2009-03-09 21:57:32,355 [worker-1231] INFO com.tc.object.tx.RemoteTransactionManagerImpl - ChannelID=[886]: Flush for LockID(B9D8B1C8601866BD8A2E) took longer than: 15 sec. Took : 16160 ms. # Transactions not yet Acked = 4

(and these go on and on, with the time and #Transactions increasing)

So…… has anyone else experieced this..? Anyone care to take a look at the possible causes for the fault in the Master?

We are running on CentOS 4.4 (final), TC: 2009-03-09 14:02:51,459 [main] INFO com.terracottatech.console - Terracotta 2.6.4, as of 20080821-180810 (Revision 9831 by cruise@rh4mo0 from 2.6)

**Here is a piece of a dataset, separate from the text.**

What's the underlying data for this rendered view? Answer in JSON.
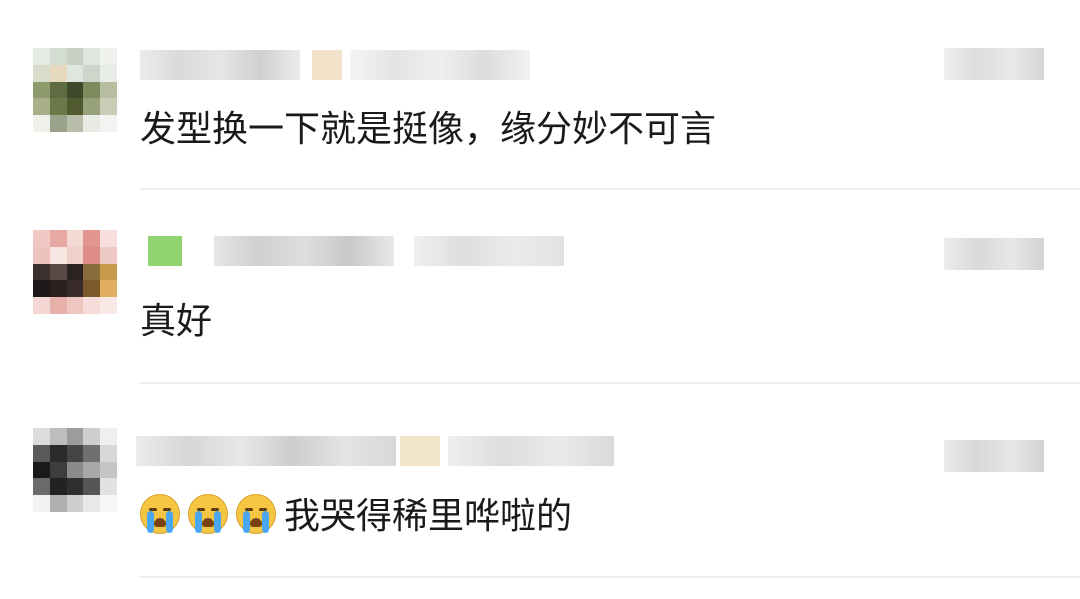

I’ve attached part of the server log file (the final one of the 3, while the server was tight looping before we shut it down… the first in the set is 17MB even when compressed - I’ll have to upload this to you some other way). I’ve attached the complete client log file for the time.

Comments

Fiona OShea 2009-03-10

We notice on the forum post that you are going to try with 2.7.3 which has many improvements and bug fixes. Please let us know if you see this issue again

David Connard 2009-03-10

OK, will do… but you may as well just close the bug then. It’s clearly a rare incident (we’ve been running for over 3 months continuous prior to this happening), and I think the chances of it happening again in the same timeframe are reasonably unlikely… and if it did ever happen again, it’ll probably take 3 months or more of running, and the TC stable version will have moved on by then, and your response will presumably be that we should try 3.0.N…!

I was lead to believe in the forum post that it might be worth raising a bug for someone to take a look at our logs from this particular incident, else I wouldn’t have bothered raising this.